Autre cas ubuesque, celui d’un prof de mécanique auto. Arrêté depuis 2014, Denis Bonichot, demeurant à Frontignan, le dit sans détour : “J’ai pensé au suicide.” Le calvaire commence en 2013 quand il se blesse à l’épaule. Le médecin-expert qui l’examine le déclare apte à reprendre le travail au bout de quelques semaines. Mais sans qu’on lui propose de passer par une visite médicale pourtant obligatoire. Pire : “Je ne le savais pas à ce moment-là mais l’expert avait émis de grosses réserves à ma reprise : je ne devait pas porter de charge.” Or, en 2014, il empêche une moto de tomber sur une élève, ce qui aurait pu la blesser gravement. Rebelote, son épaule lâche de nouveau. “Si j’avais vu un médecin de prévention, on aurait pu aménager mon mon poste ou envisager un reclassement”, note-t-il. Ce qui n’a jamais été le cas. Aujourd’hui, à 62 ans, il lui reste six mois de travail qu’il ne peut pas faire pour être en retraite. Confiné chez lui, il touche 1 200 euros par mois de la Sécurité sociale. “J’ai même écrit au président de la République et à Brigitte Macron…”, se désole Denis Bonichot.

58 suicides sur 992 600 personnels, soit un taux de 5,85 cas de suicide sur 100 000 personnes contre 16,7 pour 100 000 dans la population française.

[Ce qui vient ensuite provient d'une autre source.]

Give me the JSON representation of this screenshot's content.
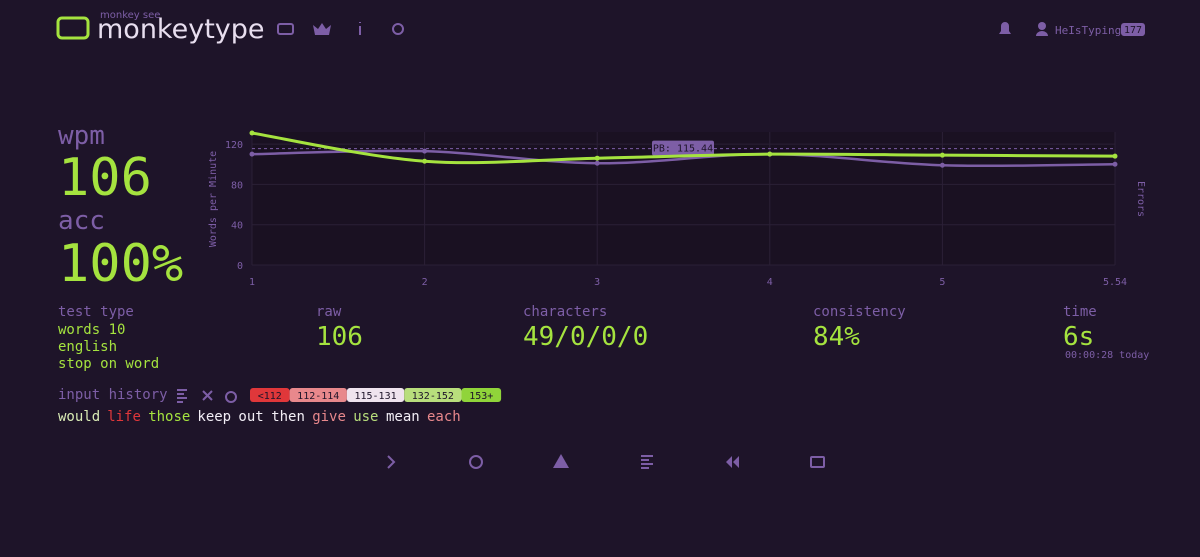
{
  "header": {
    "logo_top": "monkey see",
    "logo": "monkeytype",
    "user": "HeIsTyping",
    "level": "177"
  },
  "stats": {
    "wpm_label": "wpm",
    "wpm": "106",
    "acc_label": "acc",
    "acc": "100%"
  },
  "chart_data": {
    "type": "line",
    "categories": [
      "1",
      "2",
      "3",
      "4",
      "5",
      "5.54"
    ],
    "series": [
      {
        "color": "#7d5ea6",
        "values": [
          110,
          113,
          101,
          110,
          99,
          100
        ]
      },
      {
        "color": "#a5e33f",
        "values": [
          131,
          103,
          106,
          110,
          109,
          108
        ]
      }
    ],
    "ylabel": "Words per Minute",
    "y2label": "Errors",
    "ylim": [
      0,
      132
    ],
    "yticks": [
      0,
      40,
      80,
      120
    ],
    "grid": true,
    "pb": {
      "value": 115.44,
      "label": "PB: 115.44"
    }
  },
  "details": {
    "test_type_label": "test type",
    "test_type": [
      "words 10",
      "english",
      "stop on word"
    ],
    "raw_label": "raw",
    "raw": "106",
    "characters_label": "characters",
    "characters": "49/0/0/0",
    "consistency_label": "consistency",
    "consistency": "84%",
    "time_label": "time",
    "time": "6s",
    "time_note": "00:00:28 today"
  },
  "input_history": {
    "label": "input history",
    "legend": [
      {
        "label": "<112",
        "color": "#e0373a"
      },
      {
        "label": "112-114",
        "color": "#e8888c"
      },
      {
        "label": "115-131",
        "color": "#efe3ee"
      },
      {
        "label": "132-152",
        "color": "#b8de7c"
      },
      {
        "label": "153+",
        "color": "#90d43a"
      }
    ],
    "words": [
      {
        "text": "would",
        "color": "#d9ebb5"
      },
      {
        "text": "life",
        "color": "#e0373a"
      },
      {
        "text": "those",
        "color": "#a5e33f"
      },
      {
        "text": "keep",
        "color": "#f2eef6"
      },
      {
        "text": "out",
        "color": "#f2eef6"
      },
      {
        "text": "then",
        "color": "#f2eef6"
      },
      {
        "text": "give",
        "color": "#e8888c"
      },
      {
        "text": "use",
        "color": "#b8de7c"
      },
      {
        "text": "mean",
        "color": "#f2eef6"
      },
      {
        "text": "each",
        "color": "#e8888c"
      }
    ]
  }
}
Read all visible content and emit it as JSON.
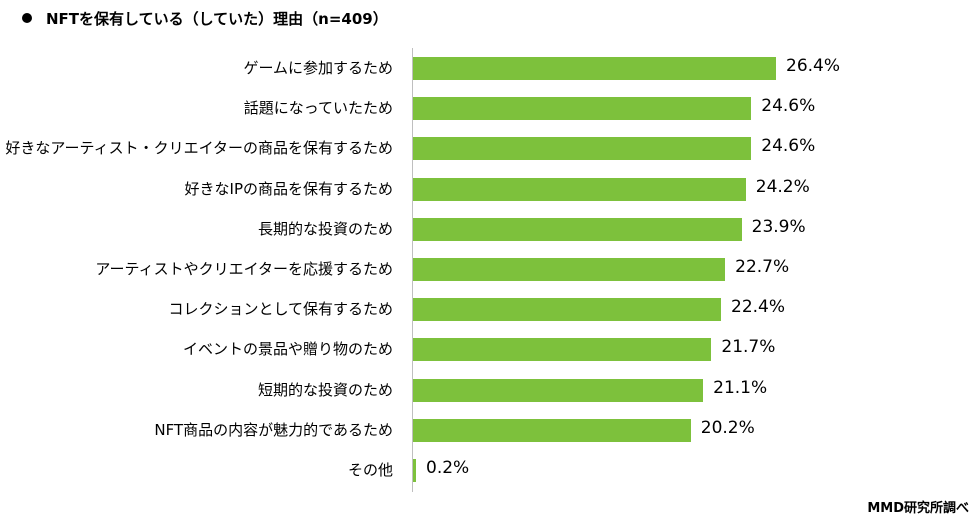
{
  "chart_data": {
    "type": "bar",
    "orientation": "horizontal",
    "title": "NFTを保有している（していた）理由（n=409）",
    "categories": [
      "ゲームに参加するため",
      "話題になっていたため",
      "好きなアーティスト・クリエイターの商品を保有するため",
      "好きなIPの商品を保有するため",
      "長期的な投資のため",
      "アーティストやクリエイターを応援するため",
      "コレクションとして保有するため",
      "イベントの景品や贈り物のため",
      "短期的な投資のため",
      "NFT商品の内容が魅力的であるため",
      "その他"
    ],
    "values": [
      26.4,
      24.6,
      24.6,
      24.2,
      23.9,
      22.7,
      22.4,
      21.7,
      21.1,
      20.2,
      0.2
    ],
    "value_labels": [
      "26.4%",
      "24.6%",
      "24.6%",
      "24.2%",
      "23.9%",
      "22.7%",
      "22.4%",
      "21.7%",
      "21.1%",
      "20.2%",
      "0.2%"
    ],
    "unit": "%",
    "xlim": [
      0,
      30
    ],
    "grid": false,
    "bar_color": "#7dc13c",
    "source": "MMD研究所調べ"
  }
}
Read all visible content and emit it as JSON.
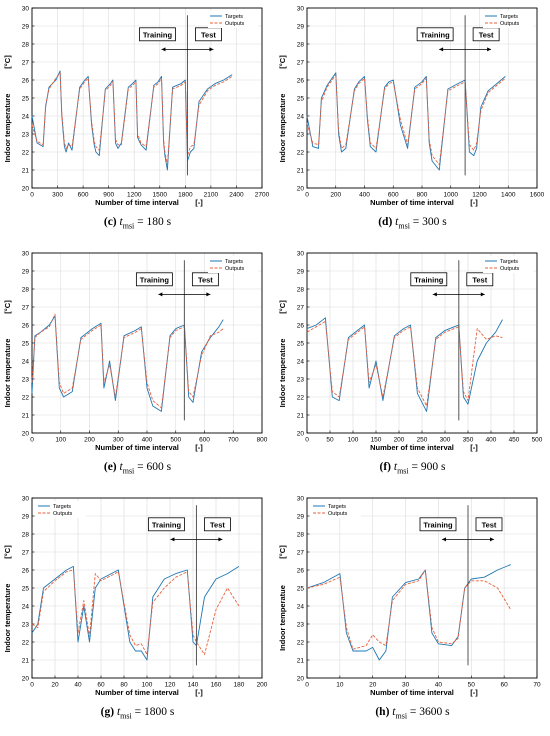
{
  "figure": {
    "legend_targets": "Targets",
    "legend_outputs": "Outputs",
    "training_label": "Training",
    "test_label": "Test",
    "xlabel": "Number of time interval",
    "xunit": "[-]",
    "ylabel_default": "Indoor temperature",
    "yunit": "[°C]",
    "colors": {
      "targets": "#1f77b4",
      "outputs": "#e8603c",
      "reference": "#555555"
    }
  },
  "chart_data": [
    {
      "type": "line",
      "panel": "(c)",
      "caption_symbol": "t",
      "caption_sub": "msi",
      "caption_value": "= 180 s",
      "ylabel": "Indoor temperature",
      "xlim": [
        0,
        2700
      ],
      "ylim": [
        20,
        30
      ],
      "xticks": [
        0,
        300,
        600,
        900,
        1200,
        1500,
        1800,
        2100,
        2400,
        2700
      ],
      "yticks": [
        20,
        21,
        22,
        23,
        24,
        25,
        26,
        27,
        28,
        29,
        30
      ],
      "legend_position": "top-right",
      "split_x": 1825,
      "series": [
        {
          "name": "Targets",
          "x": [
            0,
            60,
            130,
            160,
            200,
            280,
            330,
            350,
            380,
            400,
            430,
            470,
            560,
            620,
            660,
            700,
            730,
            750,
            790,
            860,
            920,
            950,
            980,
            1010,
            1050,
            1130,
            1180,
            1220,
            1240,
            1280,
            1340,
            1430,
            1480,
            1520,
            1545,
            1560,
            1590,
            1650,
            1750,
            1800,
            1825,
            1860,
            1900,
            1960,
            2060,
            2150,
            2250,
            2350
          ],
          "y": [
            24,
            22.5,
            22.3,
            24.5,
            25.6,
            26,
            26.5,
            24,
            22.3,
            22,
            22.5,
            22.1,
            25.6,
            26,
            26.2,
            23.5,
            22.4,
            22,
            21.8,
            25.5,
            25.8,
            26,
            22.5,
            22.2,
            22.5,
            25.6,
            25.8,
            26,
            22.8,
            22.4,
            22.1,
            25.7,
            25.9,
            26.2,
            22.5,
            21.8,
            21,
            25.6,
            25.8,
            26,
            21.5,
            22,
            22.2,
            24.8,
            25.5,
            25.8,
            26,
            26.3
          ]
        },
        {
          "name": "Outputs",
          "x": [
            0,
            60,
            130,
            160,
            200,
            280,
            330,
            350,
            380,
            400,
            430,
            470,
            560,
            620,
            660,
            700,
            730,
            750,
            790,
            860,
            920,
            950,
            980,
            1010,
            1050,
            1130,
            1180,
            1220,
            1240,
            1280,
            1340,
            1430,
            1480,
            1520,
            1545,
            1560,
            1590,
            1650,
            1750,
            1800,
            1825,
            1860,
            1900,
            1960,
            2060,
            2150,
            2250,
            2350
          ],
          "y": [
            23.5,
            22.6,
            22.4,
            24.6,
            25.5,
            26.1,
            26.4,
            24.2,
            22.5,
            22.2,
            22.4,
            22.3,
            25.5,
            25.9,
            26.1,
            23.7,
            22.6,
            22.3,
            22.1,
            25.4,
            25.7,
            25.9,
            22.7,
            22.4,
            22.4,
            25.5,
            25.7,
            25.9,
            23,
            22.5,
            22.3,
            25.6,
            25.8,
            26.1,
            22.7,
            22,
            21.3,
            25.5,
            25.7,
            25.9,
            21.8,
            22.3,
            22.4,
            24.6,
            25.4,
            25.7,
            25.9,
            26.2
          ]
        }
      ]
    },
    {
      "type": "line",
      "panel": "(d)",
      "caption_symbol": "t",
      "caption_sub": "msi",
      "caption_value": "= 300 s",
      "ylabel": "Indoor temperature",
      "xlim": [
        0,
        1600
      ],
      "ylim": [
        20,
        30
      ],
      "xticks": [
        0,
        200,
        400,
        600,
        800,
        1000,
        1200,
        1400,
        1600
      ],
      "yticks": [
        20,
        21,
        22,
        23,
        24,
        25,
        26,
        27,
        28,
        29,
        30
      ],
      "legend_position": "top-right",
      "split_x": 1100,
      "series": [
        {
          "name": "Targets",
          "x": [
            0,
            40,
            80,
            100,
            140,
            200,
            220,
            240,
            270,
            330,
            360,
            400,
            420,
            440,
            480,
            540,
            570,
            600,
            650,
            700,
            750,
            800,
            830,
            850,
            870,
            920,
            980,
            1050,
            1100,
            1130,
            1160,
            1180,
            1210,
            1260,
            1320,
            1380
          ],
          "y": [
            24,
            22.3,
            22.2,
            25,
            25.7,
            26.4,
            23,
            22,
            22.2,
            25.5,
            25.9,
            26.2,
            23.8,
            22.3,
            22,
            25.6,
            25.9,
            26,
            23.5,
            22.2,
            25.6,
            25.9,
            26.2,
            22.5,
            21.5,
            21,
            25.5,
            25.8,
            26,
            22,
            21.8,
            22.2,
            24.5,
            25.4,
            25.8,
            26.2
          ]
        },
        {
          "name": "Outputs",
          "x": [
            0,
            40,
            80,
            100,
            140,
            200,
            220,
            240,
            270,
            330,
            360,
            400,
            420,
            440,
            480,
            540,
            570,
            600,
            650,
            700,
            750,
            800,
            830,
            850,
            870,
            920,
            980,
            1050,
            1100,
            1130,
            1160,
            1180,
            1210,
            1260,
            1320,
            1380
          ],
          "y": [
            23.6,
            22.5,
            22.4,
            24.8,
            25.6,
            26.3,
            23.2,
            22.2,
            22.4,
            25.4,
            25.8,
            26.1,
            24,
            22.5,
            22.2,
            25.5,
            25.8,
            25.9,
            23.8,
            22.4,
            25.5,
            25.8,
            26.1,
            22.7,
            21.8,
            21.3,
            25.4,
            25.7,
            25.9,
            22.4,
            22.1,
            22.5,
            24.3,
            25.3,
            25.7,
            26.1
          ]
        }
      ]
    },
    {
      "type": "line",
      "panel": "(e)",
      "caption_symbol": "t",
      "caption_sub": "msi",
      "caption_value": "= 600 s",
      "ylabel": "Indoor temperature",
      "xlim": [
        0,
        800
      ],
      "ylim": [
        20,
        30
      ],
      "xticks": [
        0,
        100,
        200,
        300,
        400,
        500,
        600,
        700,
        800
      ],
      "yticks": [
        20,
        21,
        22,
        23,
        24,
        25,
        26,
        27,
        28,
        29,
        30
      ],
      "legend_position": "top-right",
      "split_x": 530,
      "series": [
        {
          "name": "Targets",
          "x": [
            0,
            10,
            30,
            60,
            80,
            95,
            110,
            140,
            170,
            210,
            240,
            250,
            270,
            290,
            320,
            360,
            380,
            400,
            420,
            450,
            480,
            500,
            530,
            545,
            560,
            590,
            620,
            650,
            665
          ],
          "y": [
            22.2,
            25.4,
            25.6,
            26,
            26.5,
            22.5,
            22,
            22.3,
            25.3,
            25.8,
            26.1,
            22.5,
            24,
            21.8,
            25.4,
            25.7,
            25.9,
            22.5,
            21.5,
            21.2,
            25.4,
            25.8,
            26,
            22,
            21.7,
            24.5,
            25.3,
            25.9,
            26.3
          ]
        },
        {
          "name": "Outputs",
          "x": [
            0,
            10,
            30,
            60,
            80,
            95,
            110,
            140,
            170,
            210,
            240,
            250,
            270,
            290,
            320,
            360,
            380,
            400,
            420,
            450,
            480,
            500,
            530,
            545,
            560,
            590,
            620,
            650,
            665
          ],
          "y": [
            22.8,
            25.3,
            25.6,
            25.9,
            26.6,
            22.8,
            22.2,
            22.5,
            25.2,
            25.7,
            26,
            22.8,
            23.8,
            22,
            25.3,
            25.6,
            25.8,
            22.8,
            21.8,
            21.4,
            25.3,
            25.7,
            25.9,
            22.3,
            22,
            24.3,
            25.4,
            25.6,
            25.8
          ]
        }
      ]
    },
    {
      "type": "line",
      "panel": "(f)",
      "caption_symbol": "t",
      "caption_sub": "msi",
      "caption_value": "= 900 s",
      "ylabel": "Indoor temperature",
      "xlim": [
        0,
        500
      ],
      "ylim": [
        20,
        30
      ],
      "xticks": [
        0,
        50,
        100,
        150,
        200,
        250,
        300,
        350,
        400,
        450,
        500
      ],
      "yticks": [
        20,
        21,
        22,
        23,
        24,
        25,
        26,
        27,
        28,
        29,
        30
      ],
      "legend_position": "top-right",
      "split_x": 330,
      "series": [
        {
          "name": "Targets",
          "x": [
            0,
            20,
            40,
            55,
            70,
            90,
            110,
            125,
            135,
            150,
            165,
            190,
            210,
            225,
            240,
            260,
            280,
            300,
            320,
            330,
            340,
            350,
            370,
            390,
            410,
            425
          ],
          "y": [
            25.8,
            26,
            26.4,
            22,
            21.8,
            25.3,
            25.7,
            26,
            22.5,
            24,
            21.8,
            25.4,
            25.8,
            26,
            22.2,
            21.2,
            25.3,
            25.7,
            25.9,
            26,
            22,
            21.6,
            24,
            25,
            25.6,
            26.3
          ]
        },
        {
          "name": "Outputs",
          "x": [
            0,
            20,
            40,
            55,
            70,
            90,
            110,
            125,
            135,
            150,
            165,
            190,
            210,
            225,
            240,
            260,
            280,
            300,
            320,
            330,
            340,
            350,
            370,
            390,
            410,
            425
          ],
          "y": [
            25.6,
            25.9,
            26.2,
            22.3,
            22,
            25.2,
            25.6,
            25.9,
            22.8,
            23.8,
            22,
            25.3,
            25.7,
            25.9,
            22.5,
            21.5,
            25.2,
            25.6,
            25.8,
            25.9,
            22.3,
            21.8,
            25.8,
            25.2,
            25.4,
            25.3
          ]
        }
      ]
    },
    {
      "type": "line",
      "panel": "(g)",
      "caption_symbol": "t",
      "caption_sub": "msi",
      "caption_value": "= 1800 s",
      "ylabel": "Indoor temperature",
      "xlim": [
        0,
        200
      ],
      "ylim": [
        20,
        30
      ],
      "xticks": [
        0,
        20,
        40,
        60,
        80,
        100,
        120,
        140,
        160,
        180,
        200
      ],
      "yticks": [
        20,
        21,
        22,
        23,
        24,
        25,
        26,
        27,
        28,
        29,
        30
      ],
      "legend_position": "top-left",
      "split_x": 143,
      "series": [
        {
          "name": "Targets",
          "x": [
            0,
            5,
            10,
            20,
            30,
            36,
            40,
            45,
            50,
            55,
            60,
            75,
            85,
            90,
            95,
            100,
            105,
            115,
            125,
            135,
            140,
            143,
            150,
            160,
            170,
            180
          ],
          "y": [
            22.5,
            23,
            25,
            25.5,
            26,
            26.2,
            22,
            24,
            22,
            25,
            25.5,
            26,
            22,
            21.5,
            21.5,
            21,
            24.5,
            25.5,
            25.8,
            26,
            22,
            21.8,
            24.5,
            25.5,
            25.8,
            26.2
          ]
        },
        {
          "name": "Outputs",
          "x": [
            0,
            5,
            10,
            20,
            30,
            36,
            40,
            45,
            50,
            55,
            60,
            75,
            85,
            90,
            95,
            100,
            105,
            115,
            125,
            135,
            140,
            143,
            150,
            160,
            170,
            180
          ],
          "y": [
            23,
            22.8,
            24.8,
            25.4,
            25.9,
            26,
            22.5,
            24.3,
            22.3,
            25.8,
            25.4,
            25.9,
            22.4,
            21.8,
            21.9,
            21.3,
            24.2,
            25,
            25.6,
            25.9,
            22.4,
            22,
            21.3,
            23.8,
            25,
            24
          ]
        }
      ]
    },
    {
      "type": "line",
      "panel": "(h)",
      "caption_symbol": "t",
      "caption_sub": "msi",
      "caption_value": "= 3600 s",
      "ylabel": "Indoor temperatue",
      "xlim": [
        0,
        70
      ],
      "ylim": [
        20,
        30
      ],
      "xticks": [
        0,
        10,
        20,
        30,
        40,
        50,
        60,
        70
      ],
      "yticks": [
        20,
        21,
        22,
        23,
        24,
        25,
        26,
        27,
        28,
        29,
        30
      ],
      "legend_position": "top-left",
      "split_x": 49,
      "series": [
        {
          "name": "Targets",
          "x": [
            0,
            5,
            10,
            12,
            14,
            18,
            20,
            22,
            24,
            26,
            30,
            34,
            36,
            38,
            40,
            44,
            46,
            48,
            50,
            54,
            58,
            62
          ],
          "y": [
            25,
            25.3,
            25.8,
            22.5,
            21.5,
            21.5,
            21.7,
            21,
            21.5,
            24.5,
            25.3,
            25.5,
            26,
            22.5,
            21.9,
            21.8,
            22.3,
            25,
            25.5,
            25.6,
            26,
            26.3
          ]
        },
        {
          "name": "Outputs",
          "x": [
            0,
            5,
            10,
            12,
            14,
            18,
            20,
            22,
            24,
            26,
            30,
            34,
            36,
            38,
            40,
            44,
            46,
            48,
            50,
            54,
            58,
            62
          ],
          "y": [
            25,
            25.2,
            25.6,
            22.8,
            21.6,
            21.8,
            22.4,
            22,
            21.8,
            24.3,
            25.2,
            25.4,
            26,
            22.8,
            22,
            21.9,
            22.2,
            25,
            25.4,
            25.4,
            25,
            23.8
          ]
        }
      ]
    }
  ]
}
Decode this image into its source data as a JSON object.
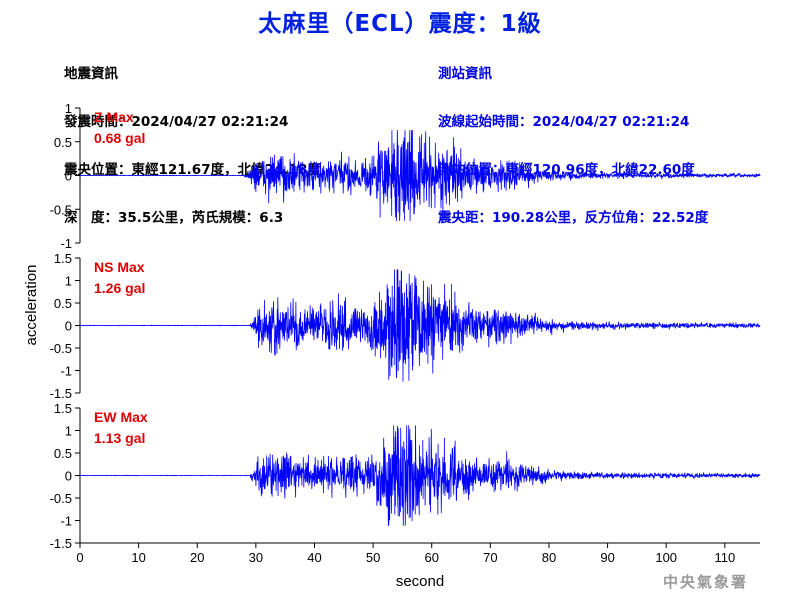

Le ministère de l’Education nationale.
Jean-Michel Blanquer. Photo : DR.

Contacté, Jean-Michel Blanquer s’en tient à la publication du contenu du dernier CHSCT, convoqué en urgence le 6 novembre et dont le contenu est, “pour la première fois mis au grand jour”: “Sur l’année 2018-19 cela représente 58 suicides sur les 992 600 membres du personnel du ministère (hors personnel de l’enseignement privé sous contrat). Cela représente sur l’année 2018-2019 au sein du ministère, un taux de 5,85 cas de suicide sur la base de 100 000 personnes, quand il se situe pour l’ensemble de la population française à 16,7 pour 100 000 (10 700 décès)”, expliquent ses services Ce n’est pas tout. “Pour l’année scolaire en cours 2019-2020, 11 agents ont mis fin à leurs jours.”

Au rectorat, on explique que, justement, en Occitanie aussi on prend ces suicides très au sérieux. “Nous avons expérimenté l’envoi de conseillers ressources humaines dans le Gard, un département plutôt citadin, et en Lozère, département rural. Et ce dispositif sera généralisé peu à peu aux départements de l’Hérault, des PO et de l’Aude.”